Which of the following correctly describes the reason for including a dress code with an invitation?
-- To sharpen your rapier wit on your would-be guests.
-- To inspire your friends to reach new heights of sartorial creativity, challenging them to think "outside the box." (Inside the box there is now so much unclaimed real estate that those of us still in residence are not coming out, barring actual flooding.)
-- To sow confusion.
If you chose any or all of the above, you may join the majority of your fellow citizens who celebrate their individuality by conforming as strictly as possible to the prejudices of their peers. It is more crowded in this box than Miss Manners had thought.
The purpose of a dress code is to save your guests from having to guess what is expected, while comforting them that if they wear what is asked, they will not spend the evening dodging dirty looks from a partner -- or having to regale friends with the hilarious story of how their ties got caught in the car door.
Miss Manners would have thought this would be appreciated by the perpetually overbooked and uncomfortable Modern Lady and Gentleman.
Such is not the case.
Miss Manners does realize that some of the more fanciful dress codes are intended to be humorous and playful, but there are places where humor does not belong. Fire exit signs and confessions that you wrecked your parents' car come to mind.
A proper dress code should be understandable to its intended audience. Once upon a time, it was understood that "formal" meant white tie, "informal" meant black tie, and the absence of a direction was what some now term "business attire." Decades of improvisation have destroyed that understanding, relegating such terms to the waste bin of useless words, where they sit next to "semiformal" and "inflammable," awaiting a final disposal that never comes.
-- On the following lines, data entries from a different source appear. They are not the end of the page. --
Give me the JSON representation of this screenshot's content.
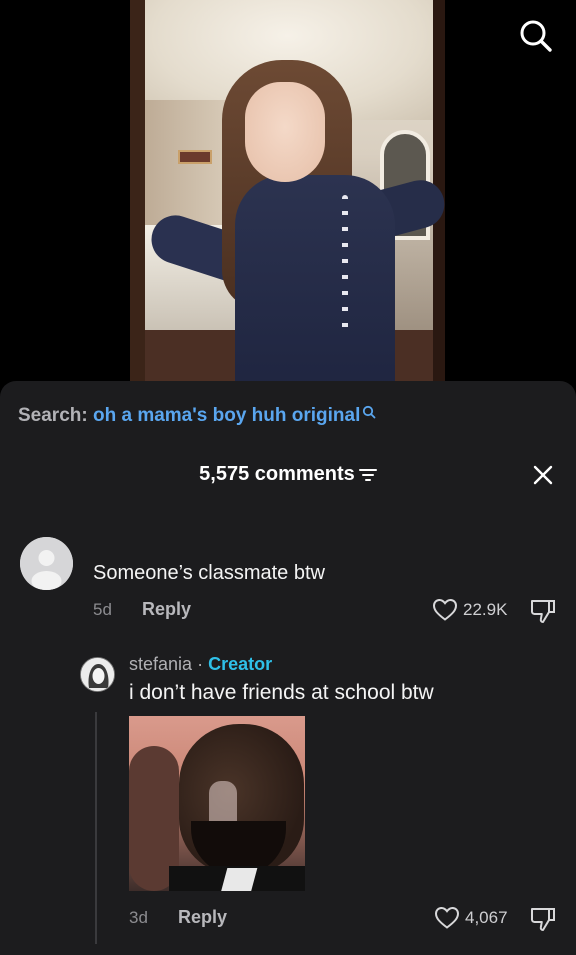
{
  "video": {
    "search_icon": "search-icon"
  },
  "comments_panel": {
    "search": {
      "label": "Search:",
      "query": "oh a mama's boy huh original",
      "icon": "search-icon"
    },
    "header": {
      "count_label": "5,575 comments",
      "filter_icon": "filter-icon",
      "close_icon": "close-icon"
    },
    "comments": [
      {
        "text": "Someone’s classmate btw",
        "time": "5d",
        "reply_label": "Reply",
        "likes": "22.9K",
        "like_icon": "heart-icon",
        "dislike_icon": "thumbs-down-icon"
      }
    ],
    "replies": [
      {
        "author": "stefania",
        "separator": "·",
        "badge": "Creator",
        "text": "i don’t have friends at school btw",
        "time": "3d",
        "reply_label": "Reply",
        "likes": "4,067",
        "like_icon": "heart-icon",
        "dislike_icon": "thumbs-down-icon"
      }
    ]
  },
  "colors": {
    "sheet_bg": "#1c1c1e",
    "search_query": "#5aa6ef",
    "creator_badge": "#2fc0e8"
  }
}
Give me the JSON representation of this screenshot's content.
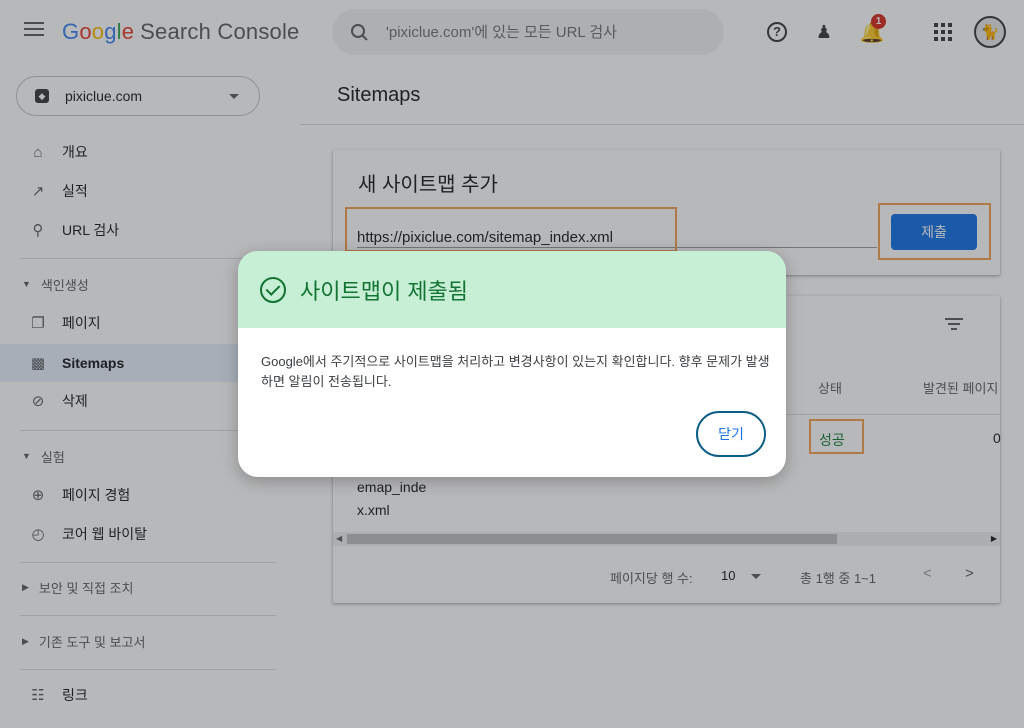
{
  "app": {
    "logo_google": [
      "G",
      "o",
      "o",
      "g",
      "l",
      "e"
    ],
    "logo_product": "Search Console"
  },
  "search": {
    "placeholder": "'pixiclue.com'에 있는 모든 URL 검사"
  },
  "topbar": {
    "notification_count": "1"
  },
  "property": {
    "label": "pixiclue.com"
  },
  "sidebar": {
    "items": [
      {
        "label": "개요",
        "icon": "home-icon"
      },
      {
        "label": "실적",
        "icon": "trending-icon"
      },
      {
        "label": "URL 검사",
        "icon": "search-icon"
      }
    ],
    "section_index": {
      "label": "색인생성"
    },
    "index_items": [
      {
        "label": "페이지",
        "icon": "pages-icon"
      },
      {
        "label": "Sitemaps",
        "icon": "sitemap-icon",
        "active": true
      },
      {
        "label": "삭제",
        "icon": "removals-icon"
      }
    ],
    "section_experience": {
      "label": "실험"
    },
    "experience_items": [
      {
        "label": "페이지 경험",
        "icon": "plus-circle-icon"
      },
      {
        "label": "코어 웹 바이탈",
        "icon": "gauge-icon"
      }
    ],
    "section_security": {
      "label": "보안 및 직접 조치"
    },
    "section_legacy": {
      "label": "기존 도구 및 보고서"
    },
    "links_item": {
      "label": "링크",
      "icon": "links-icon"
    }
  },
  "main": {
    "title": "Sitemaps",
    "add_card": {
      "title": "새 사이트맵 추가",
      "url_value": "https://pixiclue.com/sitemap_index.xml",
      "submit_label": "제출"
    },
    "list_card": {
      "col_status": "상태",
      "col_found": "발견된 페이지",
      "row_status": "성공",
      "row_count": "0",
      "row_url_line1": "emap_inde",
      "row_url_line2": "x.xml",
      "rows_per_page_label": "페이지당 행 수:",
      "rows_per_page_value": "10",
      "range_label": "총 1행 중 1~1",
      "prev": "<",
      "next": ">"
    }
  },
  "dialog": {
    "title": "사이트맵이 제출됨",
    "body": "Google에서 주기적으로 사이트맵을 처리하고 변경사항이 있는지 확인합니다. 향후 문제가 발생하면 알림이 전송됩니다.",
    "close_label": "닫기"
  },
  "colors": {
    "accent": "#1a73e8",
    "success": "#137333",
    "dialog_header": "#c6efd5",
    "highlight": "#f4a259"
  }
}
"Black tie," "jacket and tie," and, in the case of public accommodations, "no flip-flops" lack joie de vivre, but they make up for it in intelligibility.
Notice that most dress codes specify what is expected of the gentleman, rather than the lady. One would think husbands would be used to this by now, but the reason for it is practical. Male clothing, particularly as it increases in formality, is more prescribed than female clothing. Who, other than the owner, can say which is a lady's second-best dress?
If all this is too much for you when issuing invitations, there is no requirement to specify a dress code at all. The smart (though confused) guest will call and ask, and you may then discuss it at as great length as you feel up to. At least it will take less time than trying to parse the differences between "cocktail attire," "smart casual," "tea party dress," "country club wear" and "after-5 attire."
As for "business casual," Miss Manners suspects that it is not a dress code at all, but an accounting practice, accessorized with handcuffs and subpoenas.